Wie lange wird das noch soweiter gehen aus Ihrer Sicht?

Die gegenwärtig leichte Korrektur der Zinsen nach oben kann nicht als Ende der „goldenen Ära Bauzinsen“ gewertet werden. Dazu wären verbindliche Ankündigungen seitens der EZB zu mehreren in Erwägung zu ziehenden, schrittweise erfolgenden Leitzinserhöhungen erforderlich, analog zu den Ankündigungen der US-Notenbank (FED).  Aber auch die FED beschwichtigt derzeit aufgrund der Verunsicherung der Finanzmärkte und signalisiert eine behutsame Zinspolitik — trotz guter Konjunkturlage in den USA.

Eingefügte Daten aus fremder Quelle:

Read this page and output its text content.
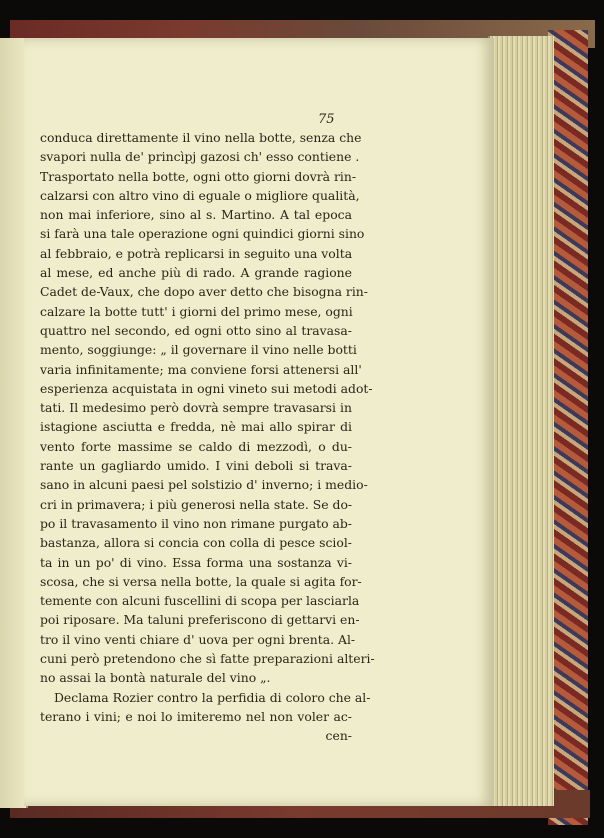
75
conduca direttamente il vino nella botte, senza che
svapori nulla de' princìpj gazosi ch' esso contiene .
Trasportato nella botte, ogni otto giorni dovrà rin-
calzarsi con altro vino di eguale o migliore qualità,
non mai inferiore, sino al s. Martino. A tal epoca
si farà una tale operazione ogni quindici giorni sino
al febbraio, e potrà replicarsi in seguito una volta
al mese, ed anche più di rado. A grande ragione
Cadet de-Vaux, che dopo aver detto che bisogna rin-
calzare la botte tutt' i giorni del primo mese, ogni
quattro nel secondo, ed ogni otto sino al travasa-
mento, soggiunge: „ il governare il vino nelle botti
varia infinitamente; ma conviene forsi attenersi all'
esperienza acquistata in ogni vineto sui metodi adot-
tati. Il medesimo però dovrà sempre travasarsi in
istagione asciutta e fredda, nè mai allo spirar di
vento forte massime se caldo di mezzodì, o du-
rante un gagliardo umido. I vini deboli si trava-
sano in alcuni paesi pel solstizio d' inverno; i medio-
cri in primavera; i più generosi nella state. Se do-
po il travasamento il vino non rimane purgato ab-
bastanza, allora si concia con colla di pesce sciol-
ta in un po' di vino. Essa forma una sostanza vi-
scosa, che si versa nella botte, la quale si agita for-
temente con alcuni fuscellini di scopa per lasciarla
poi riposare. Ma taluni preferiscono di gettarvi en-
tro il vino venti chiare d' uova per ogni brenta. Al-
cuni però pretendono che sì fatte preparazioni alteri-
no assai la bontà naturale del vino „.
Declama Rozier contro la perfidia di coloro che al-
terano i vini; e noi lo imiteremo nel non voler ac-
cen-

Wann kommt eine nachhaltige
Zinswende?

Die EZB wird trotz reduziertem Anleihekaufprogramm weiter an ihrer Nullzinspolitik festhalten. Eingetrübter Ifo-Geschäftsklimaindex und trotz guter Konjunkturlage nach wie vor eine relativ geringe Inflationsrate im Euroraum um die 1,4 Prozent, die weiter deutlich die Zielmarke der EZB von zwei Prozent verfehlt, lassen erste zaghafte Zinsschritte seitens der EZB erst Ende nächsten Jahres erwarten.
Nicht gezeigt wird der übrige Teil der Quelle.